Men, Yana; Su, Xiaozhi; Li, Peng; Tan, Yue; Ge, Chuangxin; Jia, Shuangfeng; Li, Lei; Wang, Jianbo; Cheng, Gongzhen; Zhuang, Lin; Chen, Shengli; Luo, Wei

JOURNAL OF THE AMERICAN CHEMICAL SOCIETY

2022, , 0002-7863

Men, Yana; Su, Xiaozhi; Li, Peng; Tan, Yue; Ge, Chuangxin; Jia, Shuangfeng; Li, Lei; Wang, Jianbo; Cheng, Gongzhen; Zhuang, Lin; Chen, Shengli; Luo, Wei

Precisely tailoring the electronic structures of electrocatalysts to achieve an optimum hydroxide binding energy (OHBE) is vital to the alkaline hydrogen oxidation reaction (HOR). As a promising alternative to the Pt-group metals, considerable efforts have been devoted to exploring highly efficient Ni-based catalysts for alkaline HOR. However, their performances still lack practical competitiveness.
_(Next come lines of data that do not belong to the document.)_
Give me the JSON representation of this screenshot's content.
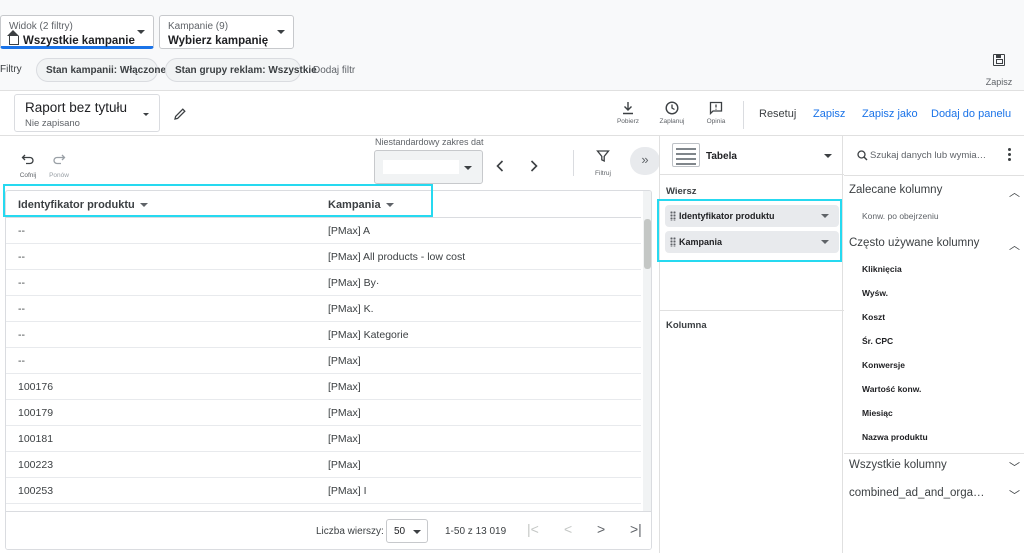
{
  "topbar": {
    "view_selector": {
      "small": "Widok (2 filtry)",
      "big": "Wszystkie kampanie"
    },
    "campaign_selector": {
      "small": "Kampanie (9)",
      "big": "Wybierz kampanię"
    },
    "filters_label": "Filtry",
    "chips": [
      "Stan kampanii: Włączone",
      "Stan grupy reklam: Wszystkie"
    ],
    "add_filter": "Dodaj filtr",
    "save_label": "Zapisz"
  },
  "report": {
    "title": "Raport bez tytułu",
    "subtitle": "Nie zapisano",
    "tools": {
      "download": "Pobierz",
      "schedule": "Zaplanuj",
      "feedback": "Opinia"
    },
    "actions": {
      "reset": "Resetuj",
      "save": "Zapisz",
      "save_as": "Zapisz jako",
      "add_to_panel": "Dodaj do panelu"
    }
  },
  "controls": {
    "undo": "Cofnij",
    "redo": "Ponów",
    "date_label": "Niestandardowy zakres dat",
    "filter": "Filtruj"
  },
  "table": {
    "headers": [
      "Identyfikator produktu",
      "Kampania"
    ],
    "rows": [
      [
        "--",
        "[PMax] A"
      ],
      [
        "--",
        "[PMax] All products - low cost"
      ],
      [
        "--",
        "[PMax] By·"
      ],
      [
        "--",
        "[PMax] K."
      ],
      [
        "--",
        "[PMax] Kategorie"
      ],
      [
        "--",
        "[PMax]"
      ],
      [
        "100176",
        "[PMax] "
      ],
      [
        "100179",
        "[PMax]"
      ],
      [
        "100181",
        "[PMax]"
      ],
      [
        "100223",
        "[PMax]"
      ],
      [
        "100253",
        "[PMax] I"
      ]
    ],
    "footer": {
      "rows_label": "Liczba wierszy:",
      "rows_value": "50",
      "range": "1-50 z 13 019"
    }
  },
  "config": {
    "viz_type": "Tabela",
    "row_title": "Wiersz",
    "row_dims": [
      "Identyfikator produktu",
      "Kampania"
    ],
    "column_title": "Kolumna"
  },
  "data_panel": {
    "search_placeholder": "Szukaj danych lub wymia…",
    "groups": [
      {
        "title": "Zalecane kolumny",
        "items": [
          "Konw. po obejrzeniu"
        ]
      },
      {
        "title": "Często używane kolumny",
        "items": [
          "Kliknięcia",
          "Wyśw.",
          "Koszt",
          "Śr. CPC",
          "Konwersje",
          "Wartość konw.",
          "Miesiąc",
          "Nazwa produktu"
        ]
      },
      {
        "title": "Wszystkie kolumny",
        "items": []
      },
      {
        "title": "combined_ad_and_orga…",
        "items": []
      }
    ]
  },
  "colors": {
    "accent": "#1a73e8",
    "highlight": "#26d9f0"
  }
}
Herein, based on insights from the molecular orbital theory and the Hammer-Norskov d-band model, we propose an ingenious surface oxygen insertion strategy to precisely tailor the electronic structures of Ni electrocatalysts, simultaneously increasing the degree of energy-level alignment between the adsorbed hydroxide (*OH) states and surface Ni d-band and decreasing the degree of anti-bonding filling, which leads to an optimal OHBE. Through the pyrolysis procedure mediated by a metal-organic framework at a low temperature under a reducing atmosphere, the obtained oxygen-inserted two atomic-layer Ni shell-modified Ni metal core nanoparticle (Ni@O-i-Ni) exhibits a remarkable alkaline HOR performance with a record mass activity of 85.63 mA mg(-1), which is 40-fold higher than that of the freshly synthesized Ni catalyst. Combining CO stripping experiments with ab initio calculations, we further reveal a linear relationship between the OHBE and the content of inserted oxygen, which thus results in a volcano-type correlation between the OH binding strength and alkaline HOR activity. This work indicates that the oxygen insertion into the top-surface layers is an efficient strategy to regulate the coordination environment and electronic structure of Ni catalysts and identifies the dominate role of OH binding strength in alkaline HOR.